By David Tanner, Land Line associate editor | 6/25/2013

Small-business truckers say President Obama’s new plan to boost fuel economy and emission standards for heavy trucks beyond model year 2018 will only add to the growing cost of new equipment.

The president announced standards for post-2018 trucks on Tuesday, June 25, as part of a broader plan he says will address climate change, carbon emissions and clean energy alternatives.

The post-2018 standards will be a continuation of the first ever fuel economy and emission standards enacted by the U.S. Environmental Protection Agency and National Highway Traffic Safety Administration and set to take effect for model years 2014 through 2018, according to a White House document titled “The President’s Climate Action Plan.”

OOIDA points out that the 2014-2018 standards are expected to add about $6,200 to the price of a new truck.

“The current standards haven’t even been fully implemented yet, and truck manufacturers have already expressed concerns that they’ll even be able to meet EPA’s standards in the latter years of the regulation,” OOIDA Director of Government Affairs Ryan Bowley said.

“Given that, what will another round of regulations entail after 2018, and what will those regulations add to the growing cost of a new truck?”

Bowley says the signs point to regulations that incorporate the trailer in addition to the tractor.

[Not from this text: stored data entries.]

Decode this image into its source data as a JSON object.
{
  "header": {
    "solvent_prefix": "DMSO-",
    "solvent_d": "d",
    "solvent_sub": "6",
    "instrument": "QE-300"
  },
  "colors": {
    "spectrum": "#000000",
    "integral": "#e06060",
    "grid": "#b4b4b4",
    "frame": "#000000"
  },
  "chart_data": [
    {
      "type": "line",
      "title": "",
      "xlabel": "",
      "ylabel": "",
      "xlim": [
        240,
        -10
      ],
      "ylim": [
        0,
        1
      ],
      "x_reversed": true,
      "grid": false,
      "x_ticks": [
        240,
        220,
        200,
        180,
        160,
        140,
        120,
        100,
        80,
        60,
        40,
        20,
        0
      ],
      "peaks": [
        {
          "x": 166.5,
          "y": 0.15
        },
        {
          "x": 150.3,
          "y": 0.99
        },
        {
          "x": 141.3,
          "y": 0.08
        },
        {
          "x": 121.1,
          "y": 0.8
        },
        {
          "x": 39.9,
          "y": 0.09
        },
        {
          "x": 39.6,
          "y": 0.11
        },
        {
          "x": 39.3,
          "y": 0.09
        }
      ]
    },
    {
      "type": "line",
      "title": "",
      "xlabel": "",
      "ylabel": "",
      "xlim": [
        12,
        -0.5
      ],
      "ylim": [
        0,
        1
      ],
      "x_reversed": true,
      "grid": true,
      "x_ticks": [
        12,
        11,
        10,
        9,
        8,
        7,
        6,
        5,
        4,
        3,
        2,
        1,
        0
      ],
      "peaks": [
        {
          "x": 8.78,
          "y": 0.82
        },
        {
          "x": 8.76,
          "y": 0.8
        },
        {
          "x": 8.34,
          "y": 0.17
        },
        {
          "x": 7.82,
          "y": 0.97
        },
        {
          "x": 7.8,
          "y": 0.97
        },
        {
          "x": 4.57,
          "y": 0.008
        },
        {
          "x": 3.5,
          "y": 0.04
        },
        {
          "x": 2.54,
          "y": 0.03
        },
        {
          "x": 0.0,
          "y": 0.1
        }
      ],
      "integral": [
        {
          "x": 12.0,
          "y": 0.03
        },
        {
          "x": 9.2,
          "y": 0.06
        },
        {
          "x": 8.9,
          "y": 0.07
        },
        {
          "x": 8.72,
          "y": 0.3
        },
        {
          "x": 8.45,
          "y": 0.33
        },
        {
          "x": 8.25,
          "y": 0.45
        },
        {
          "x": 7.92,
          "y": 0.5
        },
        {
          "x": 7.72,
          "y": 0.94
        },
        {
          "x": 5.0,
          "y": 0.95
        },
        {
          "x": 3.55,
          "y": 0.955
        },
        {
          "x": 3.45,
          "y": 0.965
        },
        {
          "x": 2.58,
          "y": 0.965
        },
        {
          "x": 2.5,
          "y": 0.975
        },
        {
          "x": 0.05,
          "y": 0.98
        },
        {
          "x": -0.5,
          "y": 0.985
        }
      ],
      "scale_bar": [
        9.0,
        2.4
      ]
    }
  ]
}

“Every ‘looking ahead’ document they’ve brought forward for this next round of regulations has pointed to the trailer,” Bowley said, and that could affect a trucker’s ability to spec equipment for an individual niche or business model.

Fuel continues to be the biggest cost for a trucking business. It’s not uncommon for an owner-operator trucker to buy 20,000 gallons of fuel in a year. While large fleets have the volume to budget for equipment replacement, smaller businesses do not realize the benefits as quickly and may put off an equipment purchase.

“The agency has taken a one-size-fits-all approach to this issue in the past,” Bowley said. “All it does is continue older equipment operating, and then the administration’s dream of efficiency doesn’t get done. … Then they issue more regulations to address the fact that efficiency is not getting done.”